Das Hipp-Logo, das zunächst auf so empörte Ablehnung stieß, bildete den Kern unserer heutigen Markenbildung. Jetzt ist es etabliert. Was natürlich auch heißt, dass wir die Grundidee nicht mehr so beherzt ändern würden. Vermutlich wird ja auch eine bekannte schwäbische Automarke solange einen Stern tragen, wie es Autos gibt. Jedenfalls müsste eine neue Idee sehr viel besser sein. Oder die Umstände müssten sich sehr stark ändern. Denn selbst Kinder, die noch gar nicht lesen können, erkennen unser Logo sofort. Und sie verbinden es mit gutem Essen. Wir kennen sogar Geschichten, wo Mütter andere Lebensmittel in unsere Gläschen geben, um am Spielplatz einen guten Eindruck als Markenkäuferin zu machen – aber die Kinder das in aller Regel merken. Weil sie eben auch die Qualität der Produkte kennen, und nicht nur den Schriftzug. Erst beides zusammen, Verpackung und Inhalt, Form und Substanz, machen eine starke Marke aus.

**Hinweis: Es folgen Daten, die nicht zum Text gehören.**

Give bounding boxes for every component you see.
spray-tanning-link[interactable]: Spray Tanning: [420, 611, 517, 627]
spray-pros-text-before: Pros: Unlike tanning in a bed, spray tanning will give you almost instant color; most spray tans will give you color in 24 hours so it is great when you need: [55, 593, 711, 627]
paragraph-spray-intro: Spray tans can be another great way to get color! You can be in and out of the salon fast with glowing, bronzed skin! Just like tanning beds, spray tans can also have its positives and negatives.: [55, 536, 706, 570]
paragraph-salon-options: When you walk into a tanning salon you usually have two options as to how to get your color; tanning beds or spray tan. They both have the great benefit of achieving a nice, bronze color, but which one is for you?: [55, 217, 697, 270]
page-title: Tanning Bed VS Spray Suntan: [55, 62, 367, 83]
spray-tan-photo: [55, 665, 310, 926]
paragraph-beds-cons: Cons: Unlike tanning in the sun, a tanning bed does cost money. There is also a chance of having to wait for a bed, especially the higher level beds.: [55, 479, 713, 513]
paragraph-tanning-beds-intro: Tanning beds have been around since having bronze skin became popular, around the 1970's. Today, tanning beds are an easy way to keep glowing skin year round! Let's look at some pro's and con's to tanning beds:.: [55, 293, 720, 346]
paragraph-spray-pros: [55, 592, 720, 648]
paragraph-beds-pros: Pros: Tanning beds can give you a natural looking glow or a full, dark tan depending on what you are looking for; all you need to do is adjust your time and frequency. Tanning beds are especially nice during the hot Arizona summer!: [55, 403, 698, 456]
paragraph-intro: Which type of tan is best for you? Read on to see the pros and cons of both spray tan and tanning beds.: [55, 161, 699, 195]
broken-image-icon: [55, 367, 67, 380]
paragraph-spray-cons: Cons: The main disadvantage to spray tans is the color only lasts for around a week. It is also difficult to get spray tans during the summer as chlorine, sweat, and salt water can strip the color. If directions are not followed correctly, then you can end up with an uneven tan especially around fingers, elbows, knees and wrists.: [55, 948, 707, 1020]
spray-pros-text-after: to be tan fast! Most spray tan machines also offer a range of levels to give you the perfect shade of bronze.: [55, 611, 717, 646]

Außerdem zeigt das Beispiel unseres Logos, dass Form und Inhalt, Idee und Adressat zueinander passen müssen. Vor etlichen Jahren haben wir, da gesunde, natürliche Ernährung auch in dieser Zielgruppe ein wichtiges Thema ist, einmal Sportlernahrung angeboten. Hier hat unser Markenschriftzug – was man im Grunde wohl hätte ahnen können – überhaupt nicht funktioniert. Denn Sport, das ist in aller Regel Wettbewerb. Sportlerinnen und Sportler pflegen eine gewisse Kultur der Härte gegen sich selbst. Es geht um Kraft, Ausdauer und Durchhaltevermögen. Zu diesem Selbstbild passt das weiche, kindliche Image unserer Marke nicht, ganz egal wie gut und gesund die Produkte sind.